Читать книгу Lost - Helen R. Myers - Страница 15
8
Оглавление2:40 a.m.
Reverend George Dollar shut off the lamp and sat in the darkness of his office wanting the absolution, temporary though it was. He had yet to stop shaking, but it was slightly better than when he’d first come in and had almost knocked over the umbrella stand at the back door. Just the thought of the attention that noise could have brought from upstairs triggered a more violent shudder. No, Miriam could not know that he was the biggest sinner in his congregation. Disgusting. Doomed.
How could he have let it happen? He’d been making such progress. Had he grown complacent? Surely not.
He was being tested, he decided with a flash of revelation. Satan had sent a demon, not unlike the two that had taunted Jesus upon entering Gadara. His demon had been informed of his progress, and, like a maggot, had infested his mind and contaminated it until he’d succumbed to a fever. He’d never noticed it coming on because it was natural to feel warm at this time of year. Especially this year.
Tears welled anew behind his closed lids, and this time they weren’t only tears of remorse, but of self-pity. Why had the Lord taken so long to share this insight? For almost two hours he’d been praying and paging through his Bible, while asking for forgiveness. He’d read Psalms 130 and 139; then, when there’d been no sign from above, Psalm 143. He’d even fallen to his knees and raised his palms in supplication, and in the loudest whisper he dared—ever conscious that Miriam had the ears of a safecracker—had invited the Almighty to strike him dead if that was His will. Unfortunately, his knees gave out before getting a response, and now, sitting here in the darkness, it had come.
A test…no doubt because I’ve proven myself a worthy soldier.
The thought made him bite at his knuckles the way he had when, as a schoolboy, he’d sit outside the principal’s office awaiting a thrashing for a childish infraction. Oh, but for a return to those innocent days.
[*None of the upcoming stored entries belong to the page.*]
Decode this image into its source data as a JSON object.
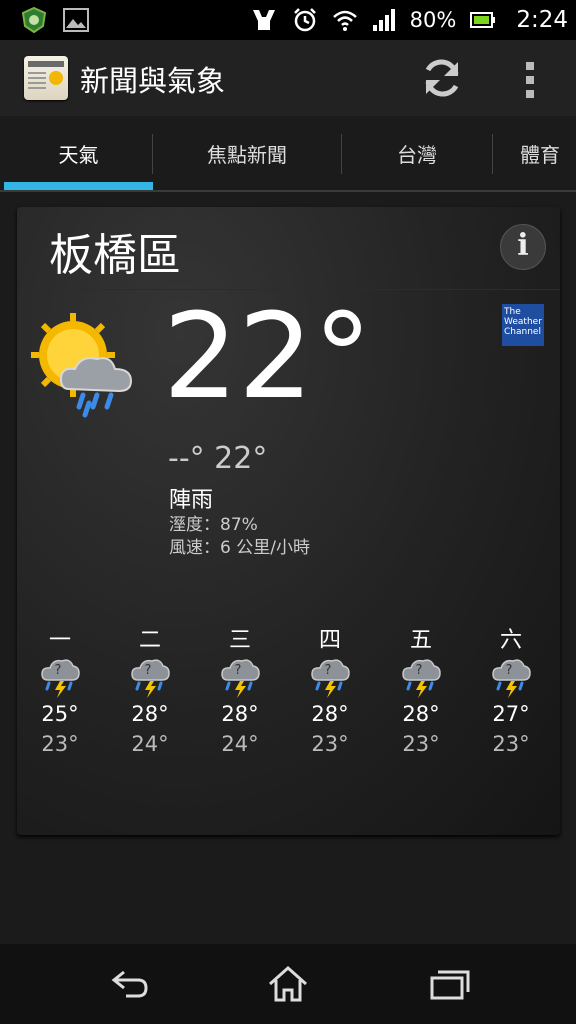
{
  "status_bar": {
    "battery": "80%",
    "time": "2:24",
    "icons": [
      "shield-icon",
      "image-icon",
      "accessory-icon",
      "alarm-icon",
      "wifi-icon",
      "signal-icon",
      "battery-icon"
    ]
  },
  "action_bar": {
    "title": "新聞與氣象",
    "icons": [
      "app-newspaper-icon",
      "refresh-icon",
      "overflow-menu-icon"
    ]
  },
  "tabs": [
    {
      "label": "天氣",
      "selected": true
    },
    {
      "label": "焦點新聞",
      "selected": false
    },
    {
      "label": "台灣",
      "selected": false
    },
    {
      "label": "體育",
      "selected": false
    }
  ],
  "colors": {
    "accent": "#33b5e5",
    "background": "#1b1b1b"
  },
  "weather": {
    "location": "板橋區",
    "temperature": "22°",
    "hi_lo": "--°  22°",
    "condition": "陣雨",
    "humidity": "溼度：87%",
    "wind": "風速：6 公里/小時",
    "provider_logo": [
      "The",
      "Weather",
      "Channel"
    ],
    "icon": "sun-cloud-rain-icon"
  },
  "forecast": [
    {
      "day": "一",
      "high": "25°",
      "low": "23°",
      "icon": "thunderstorm-icon"
    },
    {
      "day": "二",
      "high": "28°",
      "low": "24°",
      "icon": "thunderstorm-icon"
    },
    {
      "day": "三",
      "high": "28°",
      "low": "24°",
      "icon": "thunderstorm-icon"
    },
    {
      "day": "四",
      "high": "28°",
      "low": "23°",
      "icon": "thunderstorm-icon"
    },
    {
      "day": "五",
      "high": "28°",
      "low": "23°",
      "icon": "thunderstorm-icon"
    },
    {
      "day": "六",
      "high": "27°",
      "low": "23°",
      "icon": "thunderstorm-icon"
    }
  ],
  "nav_bar": {
    "icons": [
      "back-icon",
      "home-icon",
      "recent-apps-icon"
    ]
  }
}
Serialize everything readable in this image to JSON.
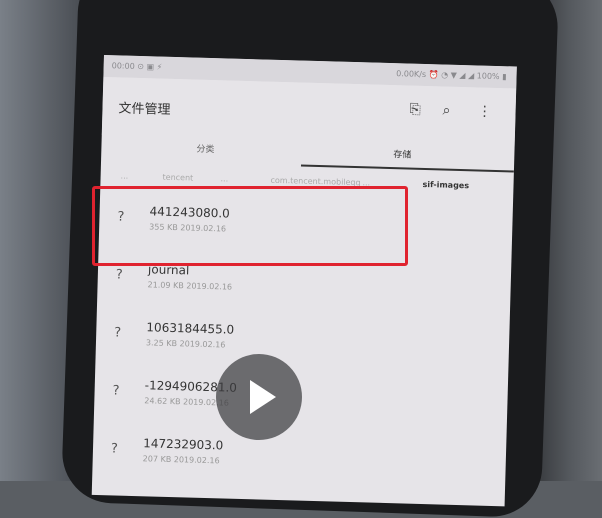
{
  "app": {
    "title": "文件管理"
  },
  "statusbar": {
    "left": "00:00 ⊙ ▣ ⚡",
    "right": "0.00K/s ⏰ ◔ ▼ ◢ ◢ 100% ▮"
  },
  "toolbar": {
    "new_icon": "new-file-icon",
    "search_icon": "search-icon",
    "more_icon": "more-icon"
  },
  "tabs": [
    {
      "label": "分类"
    },
    {
      "label": "存储"
    }
  ],
  "breadcrumb": [
    {
      "label": "..."
    },
    {
      "label": "tencent"
    },
    {
      "label": "..."
    },
    {
      "label": "com.tencent.mobileqq"
    },
    {
      "label": "..."
    },
    {
      "label": "sif-images"
    }
  ],
  "files": [
    {
      "icon": "?",
      "name": "441243080.0",
      "meta": "355 KB  2019.02.16"
    },
    {
      "icon": "?",
      "name": "journal",
      "meta": "21.09 KB  2019.02.16"
    },
    {
      "icon": "?",
      "name": "1063184455.0",
      "meta": "3.25 KB  2019.02.16"
    },
    {
      "icon": "?",
      "name": "-1294906281.0",
      "meta": "24.62 KB  2019.02.16"
    },
    {
      "icon": "?",
      "name": "147232903.0",
      "meta": "207 KB  2019.02.16"
    }
  ],
  "overlay": {
    "play_icon": "play-icon",
    "highlight_color": "#e0232f"
  }
}
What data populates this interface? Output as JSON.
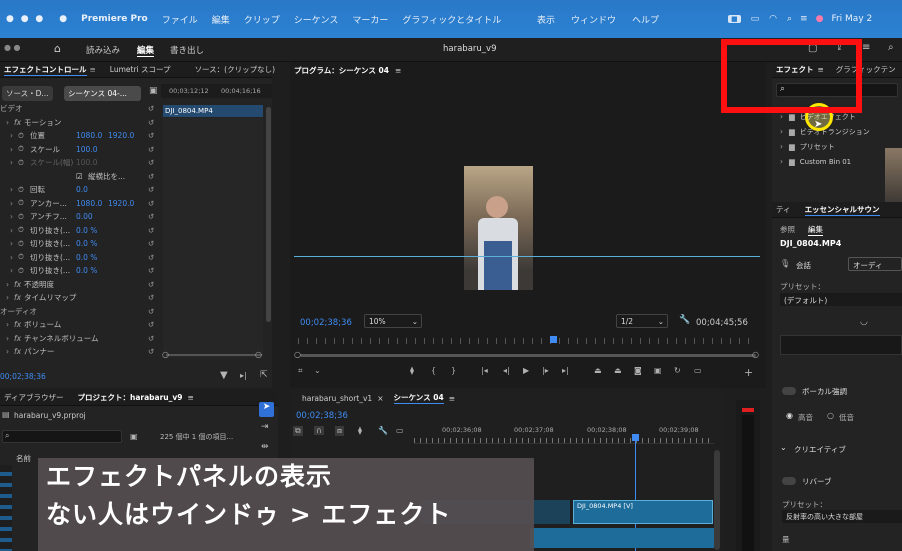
{
  "menubar": {
    "app": "Premiere Pro",
    "items": [
      "ファイル",
      "編集",
      "クリップ",
      "シーケンス",
      "マーカー",
      "グラフィックとタイトル"
    ],
    "right_items": [
      "表示",
      "ウィンドウ",
      "ヘルプ"
    ],
    "clock": "Fri May 2"
  },
  "toolbar": {
    "tabs": [
      "読み込み",
      "編集",
      "書き出し"
    ],
    "active": "編集",
    "project_title": "harabaru_v9"
  },
  "effect_controls": {
    "tabs": [
      "エフェクトコントロール",
      "Lumetri スコープ",
      "ソース：(クリップなし)"
    ],
    "source_chip": "ソース・D...",
    "sequence_chip": "シーケンス 04-...",
    "ruler": [
      "00;03;12;12",
      "00;04;16;16"
    ],
    "clip": "DJI_0804.MP4",
    "rows": [
      {
        "label": "ビデオ",
        "indent": 0
      },
      {
        "label": "モーション",
        "indent": 1,
        "fx": true
      },
      {
        "label": "位置",
        "indent": 2,
        "v1": "1080.0",
        "v2": "1920.0"
      },
      {
        "label": "スケール",
        "indent": 2,
        "v1": "100.0"
      },
      {
        "label": "スケール(幅)",
        "indent": 2,
        "v1": "100.0",
        "dim": true
      },
      {
        "label": "縦横比を...",
        "indent": 3,
        "check": true
      },
      {
        "label": "回転",
        "indent": 2,
        "v1": "0.0"
      },
      {
        "label": "アンカー...",
        "indent": 2,
        "v1": "1080.0",
        "v2": "1920.0"
      },
      {
        "label": "アンチフ...",
        "indent": 2,
        "v1": "0.00"
      },
      {
        "label": "切り抜き(...",
        "indent": 2,
        "v1": "0.0 %"
      },
      {
        "label": "切り抜き(...",
        "indent": 2,
        "v1": "0.0 %"
      },
      {
        "label": "切り抜き(...",
        "indent": 2,
        "v1": "0.0 %"
      },
      {
        "label": "切り抜き(...",
        "indent": 2,
        "v1": "0.0 %"
      },
      {
        "label": "不透明度",
        "indent": 1,
        "fx": true
      },
      {
        "label": "タイムリマップ",
        "indent": 1,
        "fx": true
      },
      {
        "label": "オーディオ",
        "indent": 0
      },
      {
        "label": "ボリューム",
        "indent": 1,
        "fx": true
      },
      {
        "label": "チャンネルボリューム",
        "indent": 1,
        "fx": true
      },
      {
        "label": "パンナー",
        "indent": 1,
        "fx": true
      }
    ],
    "timecode": "00;02;38;36"
  },
  "program": {
    "title": "プログラム：シーケンス 04",
    "timecode": "00;02;38;36",
    "zoom": "10%",
    "resolution": "1/2",
    "duration": "00;04;45;56",
    "playhead_fraction": 0.55
  },
  "project": {
    "tabs": [
      "ディアブラウザー",
      "プロジェクト：harabaru_v9"
    ],
    "file": "harabaru_v9.prproj",
    "count": "225 個中 1 個の項目...",
    "col_name": "名前"
  },
  "timeline": {
    "tabs": [
      "harabaru_short_v1",
      "シーケンス 04"
    ],
    "timecode": "00;02;38;36",
    "ruler": [
      "00;02;36;08",
      "00;02;37;08",
      "00;02;38;08",
      "00;02;39;08"
    ],
    "clip1": "DJI_0804.MP4 [V]",
    "clip2": "DJI_0804.MP4 [V]"
  },
  "effects": {
    "tabs": [
      "エフェクト",
      "グラフィックテン"
    ],
    "tree": [
      "ビデオエフェクト",
      "ビデオトランジション",
      "プリセット",
      "Custom Bin 01"
    ]
  },
  "essential": {
    "tabs": [
      "ティ",
      "エッセンシャルサウン"
    ],
    "subtabs": [
      "参照",
      "編集"
    ],
    "clip": "DJI_0804.MP4",
    "type_label": "会話",
    "type_btn": "オーディ",
    "preset_label": "プリセット：",
    "preset_val": "(デフォルト)",
    "vocal": "ボーカル強調",
    "high": "高音",
    "low": "低音",
    "creative": "クリエイティブ",
    "reverb": "リバーブ",
    "preset2_label": "プリセット：",
    "preset2_val": "反射率の高い大きな部屋",
    "amount": "量"
  },
  "overlay": {
    "line1": "エフェクトパネルの表示",
    "line2": "ない人はウインドゥ > エフェクト"
  },
  "colors": {
    "menubar": "#2b7fd0",
    "accent": "#3f8bf2",
    "highlight": "#ff1010"
  }
}
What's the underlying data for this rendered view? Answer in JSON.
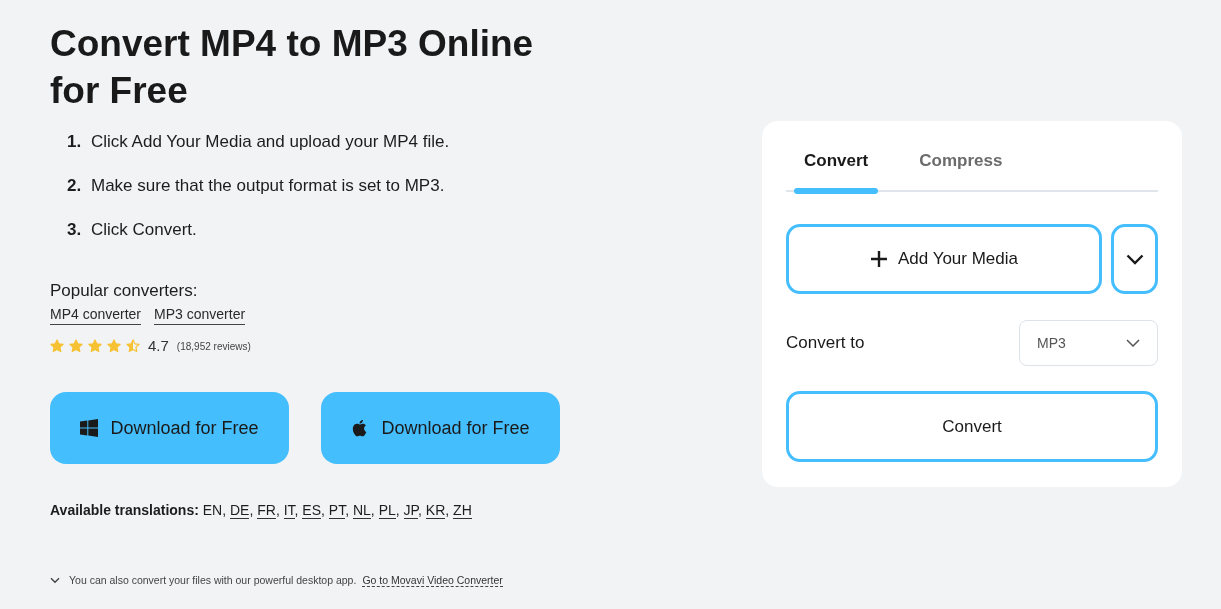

“Give me a sign to know I have Your forgiveness,” he declared in a low vibrato. Impassioned, he raised his right fist to the ceiling and pointed at it with his left hand. “Say the word, and I’ll smite this wicked limb here and now that it might never again act in weakness!”
With growing zeal, he reached for the carved-bone letter opener a member of his congregation had made for him several Christmases ago. The blade had as sharp an edge as anything in Miriam’s kitchen, and he’d already had a close encounter with it. The last time he’d invited the Lord to smite him, he’d slipped and cut himself so badly, the wound had required seven stitches—not to mention a lot of explaining to his wife.
Now, as then, the room remained silent.
The reverend smiled knowingly. “You don’t think I would do it, except by accident. And You’re right, of course. I’m as big a coward as I am a weakling.”
He replaced the letter opener in its wooden tray and covered his face with his hands. Despite having scrubbed them in the kitchen sink, they still carried the smell of sex and the earth he’d dug in.
As visions of his earlier behavior flashed again in his mind’s eye, he flung himself to the carpet and began sobbing. “Help me. Stop me. End this, damn it. End it!”